From the Guidelines
Insomnia management should follow a stepwise approach, beginning with cognitive behavioral therapy for insomnia (CBT-I) as first-line treatment, as recommended by the American College of Physicians 1.
First-Line Treatment
- CBT-I includes sleep hygiene education, stimulus control, sleep restriction, relaxation techniques, and cognitive restructuring, typically delivered over 6-8 sessions.
- CBT-I can be performed in primary care and has various delivery methods, including individual or group therapy, telephone- or Web-based modules, or self-help books.
- The evidence suggests that CBT-I is effective in improving global outcomes, sleep outcomes, and quality of life in adults with chronic insomnia disorder, with moderate-quality evidence showing improved sleep efficiency, reduced sleep onset latency, and wake after sleep onset 1.
Second-Line Treatment
- If CBT-I is insufficient, second-line treatment involves short-term use of medications such as low-dose doxepin (3-6mg), ramelteon (8mg), or over-the-counter melatonin (0.5-5mg) 1.
- These medications should be used at the lowest effective dose for the shortest duration possible due to risks of tolerance, dependence, and side effects.
Third-Line Treatment
- For third-line treatment, consider short-term use of non-benzodiazepine hypnotics like zolpidem (5-10mg), eszopiclone (1-3mg), or zaleplon (5-10mg) for 2-4 weeks 1.
- Non-benzodiazepine hypnotics have been shown to improve sleep outcomes, including reduced sleep onset latency and wake after sleep onset, with low- to moderate-quality evidence 1.
Fourth-Line Treatment
- Fourth-line options include benzodiazepines such as temazepam (15-30mg) or lorazepam (0.5-2mg), or sedating antidepressants like trazodone (25-100mg) or mirtazapine (7.5-15mg) 1.
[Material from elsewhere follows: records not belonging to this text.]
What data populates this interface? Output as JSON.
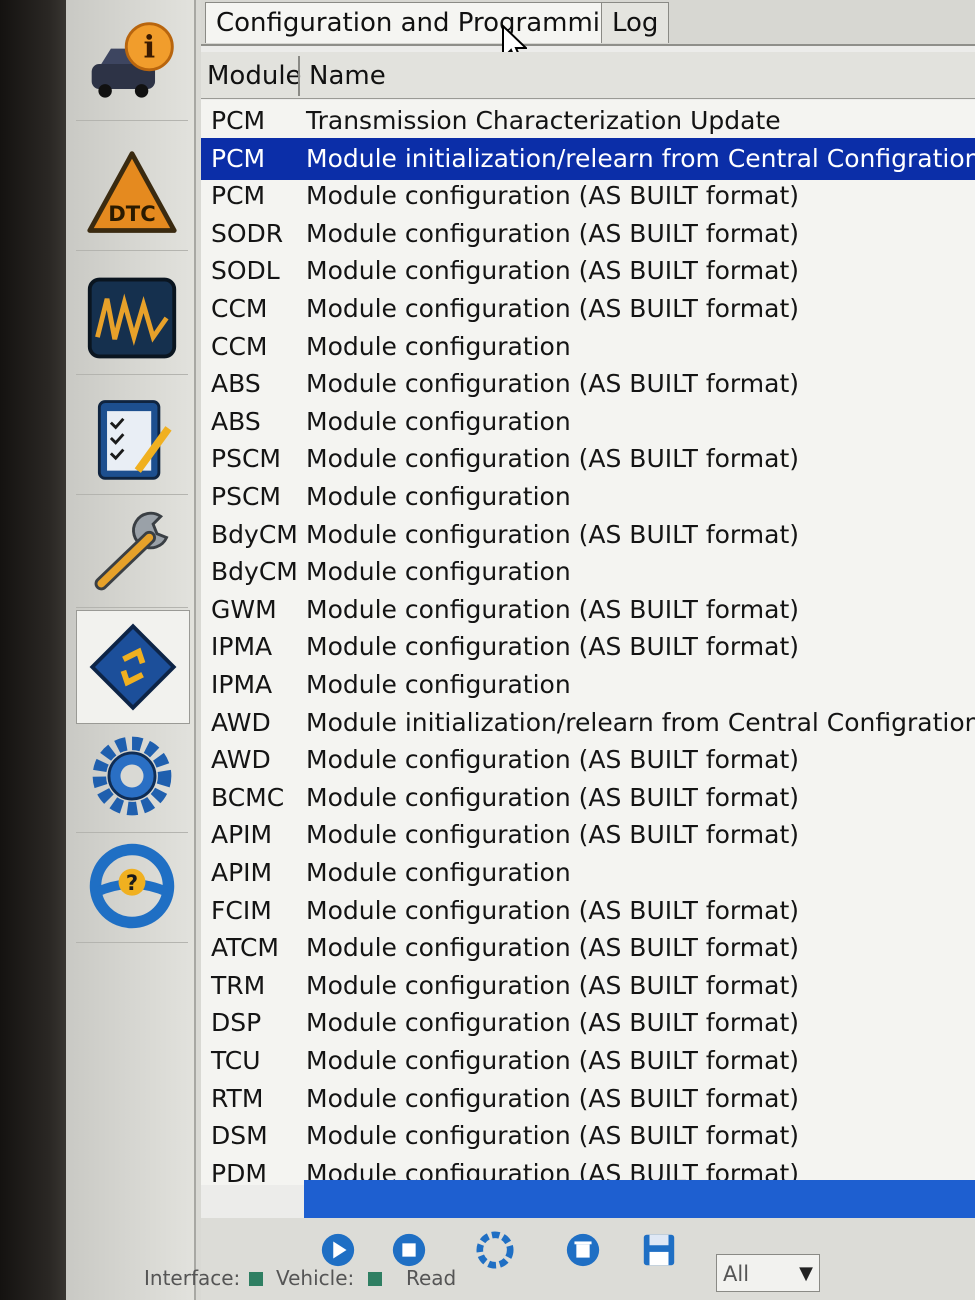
{
  "tabs": [
    {
      "label": "Configuration and Programming",
      "active": true
    },
    {
      "label": "Log",
      "active": false
    }
  ],
  "columns": {
    "module": "Module",
    "name": "Name"
  },
  "rows": [
    {
      "module": "PCM",
      "name": "Transmission Characterization Update"
    },
    {
      "module": "PCM",
      "name": "Module initialization/relearn from Central Configration",
      "selected": true
    },
    {
      "module": "PCM",
      "name": "Module configuration (AS BUILT format)"
    },
    {
      "module": "SODR",
      "name": "Module configuration (AS BUILT format)"
    },
    {
      "module": "SODL",
      "name": "Module configuration (AS BUILT format)"
    },
    {
      "module": "CCM",
      "name": "Module configuration (AS BUILT format)"
    },
    {
      "module": "CCM",
      "name": "Module configuration"
    },
    {
      "module": "ABS",
      "name": "Module configuration (AS BUILT format)"
    },
    {
      "module": "ABS",
      "name": "Module configuration"
    },
    {
      "module": "PSCM",
      "name": "Module configuration (AS BUILT format)"
    },
    {
      "module": "PSCM",
      "name": "Module configuration"
    },
    {
      "module": "BdyCM",
      "name": "Module configuration (AS BUILT format)"
    },
    {
      "module": "BdyCM",
      "name": "Module configuration"
    },
    {
      "module": "GWM",
      "name": "Module configuration (AS BUILT format)"
    },
    {
      "module": "IPMA",
      "name": "Module configuration (AS BUILT format)"
    },
    {
      "module": "IPMA",
      "name": "Module configuration"
    },
    {
      "module": "AWD",
      "name": "Module initialization/relearn from Central Configration"
    },
    {
      "module": "AWD",
      "name": "Module configuration (AS BUILT format)"
    },
    {
      "module": "BCMC",
      "name": "Module configuration (AS BUILT format)"
    },
    {
      "module": "APIM",
      "name": "Module configuration (AS BUILT format)"
    },
    {
      "module": "APIM",
      "name": "Module configuration"
    },
    {
      "module": "FCIM",
      "name": "Module configuration (AS BUILT format)"
    },
    {
      "module": "ATCM",
      "name": "Module configuration (AS BUILT format)"
    },
    {
      "module": "TRM",
      "name": "Module configuration (AS BUILT format)"
    },
    {
      "module": "DSP",
      "name": "Module configuration (AS BUILT format)"
    },
    {
      "module": "TCU",
      "name": "Module configuration (AS BUILT format)"
    },
    {
      "module": "RTM",
      "name": "Module configuration (AS BUILT format)"
    },
    {
      "module": "DSM",
      "name": "Module configuration (AS BUILT format)"
    },
    {
      "module": "PDM",
      "name": "Module configuration (AS BUILT format)"
    }
  ],
  "sidebar": {
    "icons": [
      "vehicle-info-icon",
      "dtc-warning-icon",
      "oscilloscope-icon",
      "checklist-icon",
      "wrench-icon",
      "module-chip-icon",
      "gear-icon",
      "steering-help-icon"
    ],
    "dtc_label": "DTC",
    "info_glyph": "i",
    "help_glyph": "?"
  },
  "toolbar": {
    "filter_value": "All",
    "icons": [
      "play-icon",
      "stop-icon",
      "lifebuoy-icon",
      "delete-icon",
      "save-icon"
    ]
  },
  "status": {
    "interface_label": "Interface:",
    "vehicle_label": "Vehicle:",
    "ready_label": "Read"
  },
  "colors": {
    "selection": "#0b2ea8",
    "accent_blue": "#1e5fd0",
    "warning_orange": "#e58a1f"
  }
}
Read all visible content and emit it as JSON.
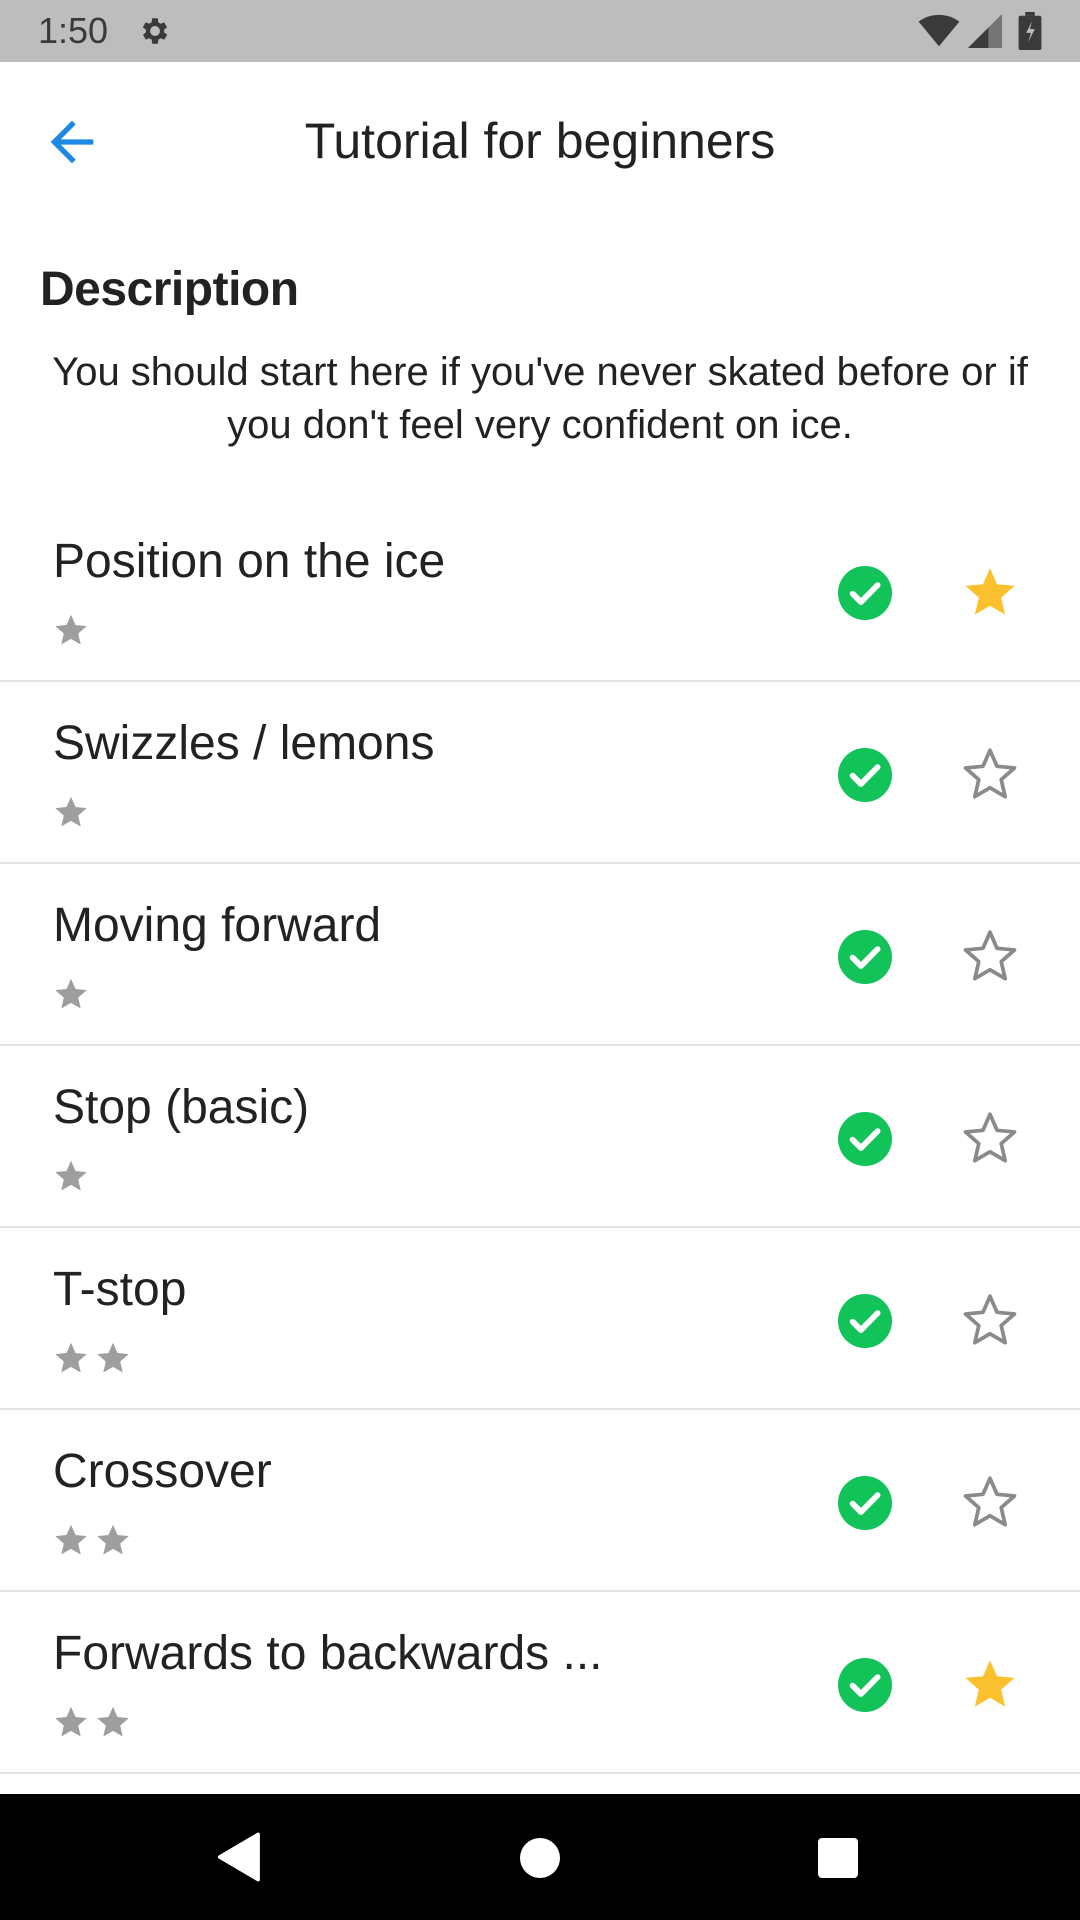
{
  "status_bar": {
    "time": "1:50",
    "icons": [
      "gear-icon",
      "wifi-icon",
      "signal-icon",
      "battery-icon"
    ]
  },
  "app_bar": {
    "title": "Tutorial for beginners",
    "back_icon": "arrow-back-icon",
    "accent_color": "#1e88e5"
  },
  "description": {
    "heading": "Description",
    "text": "You should start here if you've never skated before or if you don't feel very confident on ice."
  },
  "colors": {
    "done_green": "#12c35a",
    "favorite_gold": "#fbc02d",
    "difficulty_gray": "#9e9e9e",
    "outline_gray": "#8a8a8a"
  },
  "lessons": [
    {
      "title": "Position on the ice",
      "difficulty": 1,
      "completed": true,
      "favorite": true
    },
    {
      "title": "Swizzles / lemons",
      "difficulty": 1,
      "completed": true,
      "favorite": false
    },
    {
      "title": "Moving forward",
      "difficulty": 1,
      "completed": true,
      "favorite": false
    },
    {
      "title": "Stop (basic)",
      "difficulty": 1,
      "completed": true,
      "favorite": false
    },
    {
      "title": "T-stop",
      "difficulty": 2,
      "completed": true,
      "favorite": false
    },
    {
      "title": "Crossover",
      "difficulty": 2,
      "completed": true,
      "favorite": false
    },
    {
      "title": "Forwards to backwards ...",
      "difficulty": 2,
      "completed": true,
      "favorite": true
    }
  ],
  "nav_bar": {
    "icons": [
      "nav-back-icon",
      "nav-home-icon",
      "nav-recents-icon"
    ]
  }
}
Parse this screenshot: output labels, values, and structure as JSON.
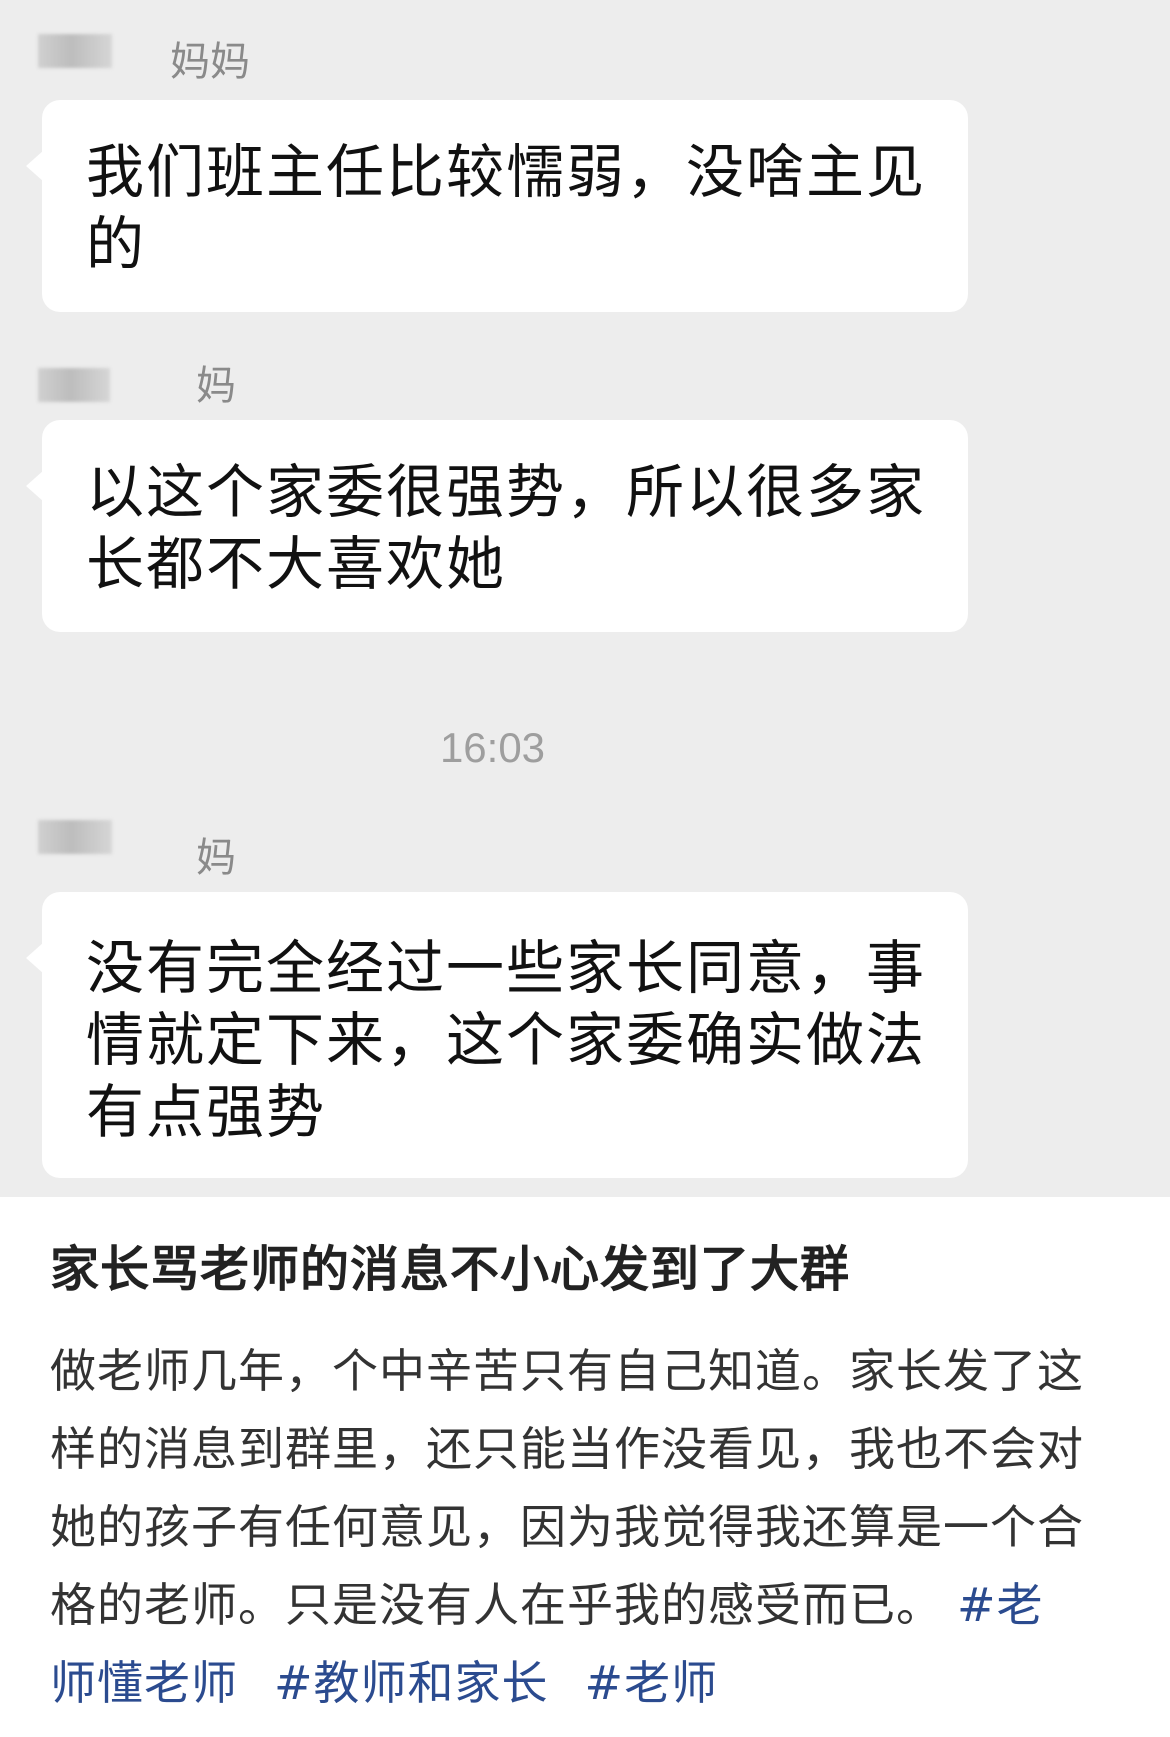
{
  "chat": {
    "messages": [
      {
        "sender": "妈妈",
        "text": "我们班主任比较懦弱，没啥主见的"
      },
      {
        "sender": "妈",
        "text": "以这个家委很强势，所以很多家长都不大喜欢她"
      },
      {
        "sender": "妈",
        "text": "没有完全经过一些家长同意，事情就定下来，这个家委确实做法有点强势"
      }
    ],
    "timestamp": "16:03"
  },
  "post": {
    "title": "家长骂老师的消息不小心发到了大群",
    "body": "做老师几年，个中辛苦只有自己知道。家长发了这样的消息到群里，还只能当作没看见，我也不会对她的孩子有任何意见，因为我觉得我还算是一个合格的老师。只是没有人在乎我的感受而已。",
    "hashtags": [
      "#老师懂老师",
      "#教师和家长",
      "#老师"
    ]
  },
  "colors": {
    "chat_background": "#ededed",
    "bubble": "#ffffff",
    "hashtag": "#2b4b8f"
  }
}
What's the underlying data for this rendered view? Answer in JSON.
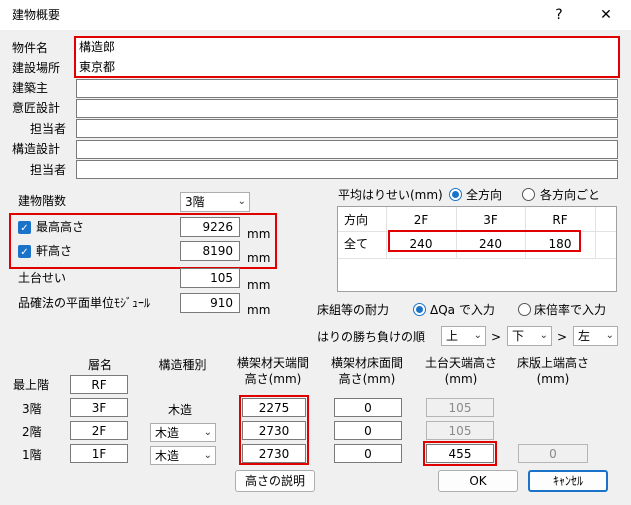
{
  "titlebar": {
    "title": "建物概要",
    "help": "?",
    "close": "✕"
  },
  "general": {
    "property_name_label": "物件名",
    "property_name_value": "構造郎",
    "location_label": "建設場所",
    "location_value": "東京都",
    "client_label": "建築主",
    "client_value": "",
    "design_label": "意匠設計",
    "design_value": "",
    "design_person_label": "担当者",
    "design_person_value": "",
    "structural_label": "構造設計",
    "structural_value": "",
    "structural_person_label": "担当者",
    "structural_person_value": ""
  },
  "building": {
    "floors_label": "建物階数",
    "floors_value": "3階",
    "max_height_label": "最高高さ",
    "max_height_value": "9226",
    "max_height_unit": "mm",
    "eave_height_label": "軒高さ",
    "eave_height_value": "8190",
    "eave_height_unit": "mm",
    "sill_label": "土台せい",
    "sill_value": "105",
    "sill_unit": "mm",
    "module_label": "品確法の平面単位ﾓｼﾞｭｰﾙ",
    "module_value": "910",
    "module_unit": "mm",
    "max_height_checked": true,
    "eave_height_checked": true
  },
  "beam_depth": {
    "label": "平均はりせい(mm)",
    "radio_all": "全方向",
    "radio_each": "各方向ごと",
    "selected": "all",
    "headers": [
      "方向",
      "2F",
      "3F",
      "RF"
    ],
    "row_label": "全て",
    "values": [
      "240",
      "240",
      "180"
    ]
  },
  "floor_strength": {
    "label": "床組等の耐力",
    "radio_qa": "ΔQa で入力",
    "radio_ratio": "床倍率で入力",
    "selected": "qa"
  },
  "beam_order": {
    "label": "はりの勝ち負けの順",
    "first": "上",
    "second": "下",
    "third": "左",
    "sep": ">"
  },
  "floors_table": {
    "col_name": "層名",
    "col_structure": "構造種別",
    "col_top": "横架材天端間\n高さ(mm)",
    "col_floor": "横架材床面間\n高さ(mm)",
    "col_sill": "土台天端高さ\n(mm)",
    "col_slab": "床版上端高さ\n(mm)",
    "rows": [
      {
        "label": "最上階",
        "name": "RF",
        "structure": "",
        "top": "",
        "floor": "",
        "sill": "",
        "slab": ""
      },
      {
        "label": "3階",
        "name": "3F",
        "structure": "木造",
        "top": "2275",
        "floor": "0",
        "sill": "105",
        "slab": ""
      },
      {
        "label": "2階",
        "name": "2F",
        "structure": "木造",
        "top": "2730",
        "floor": "0",
        "sill": "105",
        "slab": ""
      },
      {
        "label": "1階",
        "name": "1F",
        "structure": "木造",
        "top": "2730",
        "floor": "0",
        "sill": "455",
        "slab": "0"
      }
    ]
  },
  "buttons": {
    "explain": "高さの説明",
    "ok": "OK",
    "cancel": "ｷｬﾝｾﾙ"
  }
}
- Benzodiazepines and sedating antidepressants should be used with caution due to risks of tolerance, dependence, and side effects, and only when other treatment options have been exhausted.
Throughout all treatment lines, continue reinforcing sleep hygiene practices, addressing underlying conditions like depression or anxiety, and monitoring for medication effectiveness and adverse effects. The goal is to restore normal sleep patterns while minimizing medication use, as the brain's natural sleep mechanisms are most effective for restorative sleep.
From the FDA Drug Label
The FDA drug label does not answer the question.
From the Research
Insomnia Management
Insomnia management involves a stepped approach with different lines of treatment. The following are the recommended lines of treatment for insomnia:
- First-line treatment: Cognitive-behavioral therapy for insomnia (CBT-I) is considered the first-line treatment for chronic insomnia 2, 3, 4, 5. CBT-I is a multimodal intervention that targets the perpetuating factors of insomnia, including sleep restriction, stimulus control, and cognitive therapy.
- Second-line treatment: If CBT-I is not available or effective, pharmacotherapy can be considered as a second-line treatment 6. This may include benzodiazepines, hypnotic benzodiazepine receptor agonists, melatonin, and sedating antidepressants.
- Third-line treatment: For patients who do not respond to CBT-I or pharmacotherapy, other treatments such as sleep hygiene education, relaxation training, and stimulus control therapy may be considered 2.
- Fourth-line treatment: In some cases, alternative therapies such as mindfulness-based stress reduction, yoga, or acupuncture may be considered as a fourth-line treatment, although the evidence for these therapies is limited 2.
Key Components of CBT-I
The key components of CBT-I include:
- Sleep restriction therapy
- Stimulus control therapy
- Sleep hygiene education
- Cognitive therapy
- Relaxation training
These components are designed to address the perpetuating factors of insomnia and help patients develop healthy sleep habits. CBT-I is typically delivered over 6-8 sessions and has been shown to be effective in improving sleep outcomes in adults with chronic insomnia 3, 4.